Biografia Derek Hudson

Influenzato sin dall’adolescenza da fotografi britannici del calibro di Don McCullin, a 17 anni Derek Hudson si avvicina all’arte fotografica da autodidatta. Inizia la sua carriera di fotografo in un giornale locale e, nel giro di 18 mesi, viene premiato come miglior fotografo dell’anno nel Regno Unito.
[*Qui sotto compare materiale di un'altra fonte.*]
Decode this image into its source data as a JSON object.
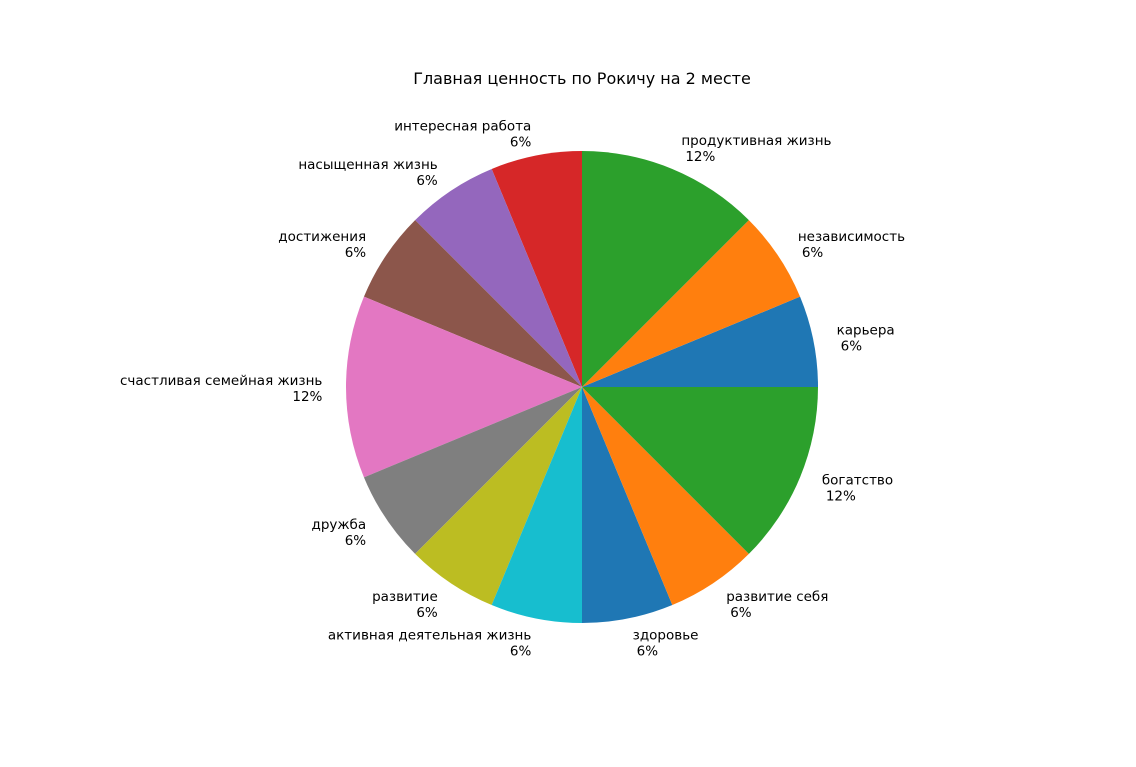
{
  "chart_data": {
    "type": "pie",
    "title": "Главная ценность по Рокичу на 2 месте",
    "slices": [
      {
        "label": "карьера",
        "value": 1,
        "percent_label": "6%",
        "color": "#1f77b4"
      },
      {
        "label": "независимость",
        "value": 1,
        "percent_label": "6%",
        "color": "#ff7f0e"
      },
      {
        "label": "продуктивная жизнь",
        "value": 2,
        "percent_label": "12%",
        "color": "#2ca02c"
      },
      {
        "label": "интересная работа",
        "value": 1,
        "percent_label": "6%",
        "color": "#d62728"
      },
      {
        "label": "насыщенная жизнь",
        "value": 1,
        "percent_label": "6%",
        "color": "#9467bd"
      },
      {
        "label": "достижения",
        "value": 1,
        "percent_label": "6%",
        "color": "#8c564b"
      },
      {
        "label": "счастливая семейная жизнь",
        "value": 2,
        "percent_label": "12%",
        "color": "#e377c2"
      },
      {
        "label": "дружба",
        "value": 1,
        "percent_label": "6%",
        "color": "#7f7f7f"
      },
      {
        "label": "развитие",
        "value": 1,
        "percent_label": "6%",
        "color": "#bcbd22"
      },
      {
        "label": "активная деятельная жизнь",
        "value": 1,
        "percent_label": "6%",
        "color": "#17becf"
      },
      {
        "label": "здоровье",
        "value": 1,
        "percent_label": "6%",
        "color": "#1f77b4"
      },
      {
        "label": "развитие себя",
        "value": 1,
        "percent_label": "6%",
        "color": "#ff7f0e"
      },
      {
        "label": "богатство",
        "value": 2,
        "percent_label": "12%",
        "color": "#2ca02c"
      }
    ]
  }
}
Incoraggiato da questo riconoscimento, si cimenta come freelance per i periodici della leggendaria Fleet Street di Londra, dove incontra il suo mentore, che lo incoraggia a tentare la fortuna a New York.

Arrivato a Manhattan proprio la sera dei festeggiamenti per il nuovo lancio della rivista LIFE, riesce a intrufolarsi alla festa, stringendo i primi contatti con alcuni dei migliori photo-editor di New York. Dopo dodici anni a New York, da dove copre con i suoi reportage guerre civili in America Centrale, due elezioni presidenziali e un tour statunitense con i Rolling Stones, torna in Inghilterra per collaborare con l’agenzia francese Sygma. Si trasferisce quindi a Parigi nel 1993, dove diventa il principale fotografo europeo per la rivista LIFE, oltre a collaborare con Le Monde e il New York Times Magazine.

Dal 1996 si dedica principalmente alla famiglia, pur continuando a realizzare reportage sui più importanti eventi di cronaca internazionale. Nel 2001 è in Afghanistan, dove un attacco al contingente con cui collabora mette seriamente a rischio la sua vita. Per il bene della famiglia, decide così di non accettare più incarichi rischiosi e collaborando con alcune riviste di viaggi, in particolare French Geo. Nel 2012, durante un reportage in Sud Africa, un gravissimo incidente automobilistico lo costringe per anni su una sedia a rotelle, mentre “combatte” con la riabilitazione. Si rivolge quindi al settore pubblicitario e nel contempo cura il suo vasto archivio, che copre oltre cinquant’anni di fotogiornalismo.

Attualmente vive e lavora a Berlino.